A person familiar with the situation told The Associated Press the team
is nearing a deal with Reid, who was fired after 14 seasons with the
Philadelphia Eagles. The person spoke to AP on condition of anonymity
because negotiations were ongoing. It is believed that Reid would
prefer to work with his own general manager.
"After several productive conversations, we made the difficult decision
to part ways with Scott Pioli and allow him to pursue other
opportunities," Hunt said in a statement Friday.
"This was a difficult decision for Scott as well," Hunt said. "He has a
great deal of appreciation for the history of this franchise, for our
players, coaches and employees, and especially our great fans."
Kansas City will have the No. 1 pick in the NFL draft, and with five
players voted to the Pro Bowl, there are certainly pieces in place for
the Chiefs to make rapid improvement.
But most of those Pro Bowl players were drafted by Pioli's predecessor,
Carl Peterson. The former Patriots executive struggled to find impact
talent, particularly at quarterback, while cycling through coaches and
fostering a climate of dread within the entire organization.

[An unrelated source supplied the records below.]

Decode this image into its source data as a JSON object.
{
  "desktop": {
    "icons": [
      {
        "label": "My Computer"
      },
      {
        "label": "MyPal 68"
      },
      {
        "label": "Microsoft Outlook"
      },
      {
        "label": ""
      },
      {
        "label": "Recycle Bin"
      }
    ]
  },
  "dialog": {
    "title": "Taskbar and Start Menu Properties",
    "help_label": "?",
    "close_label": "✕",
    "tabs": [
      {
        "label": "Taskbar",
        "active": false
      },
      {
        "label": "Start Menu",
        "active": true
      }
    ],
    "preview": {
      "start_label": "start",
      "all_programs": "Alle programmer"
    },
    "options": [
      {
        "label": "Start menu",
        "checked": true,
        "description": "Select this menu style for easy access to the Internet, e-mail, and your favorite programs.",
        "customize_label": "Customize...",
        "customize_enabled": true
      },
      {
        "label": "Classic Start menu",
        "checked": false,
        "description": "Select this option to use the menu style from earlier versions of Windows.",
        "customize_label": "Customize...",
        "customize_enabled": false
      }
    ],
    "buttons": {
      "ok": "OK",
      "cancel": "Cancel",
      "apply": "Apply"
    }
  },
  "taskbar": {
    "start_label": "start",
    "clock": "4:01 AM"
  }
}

Numerous longtime staff members were fired upon Pioli's arrival, and
his inability to connect with fans resulted in unrest unlike anything
the franchise has known. Some of them even paid for banners to be towed
behind planes before home games asking that he be fired.
Those fans finally got their wish.
The biggest reason ultimately wasn't the banners and posters, but by
the performance of the Chiefs. And that was a reflection of the roster
Pioli assembled, one that looked good on paper but not on the field.
Things were no better away from the field, either.
On Dec. 1, linebacker Jovan Belcher shot the mother of his 3-month-old
daughter, Kasandra Perkins, at a home not far from Arrowhead Stadium.
He then drove to the team's practice facility and was confronted by
Pioli, Crennel and defensive coordinator Gary Gibbs.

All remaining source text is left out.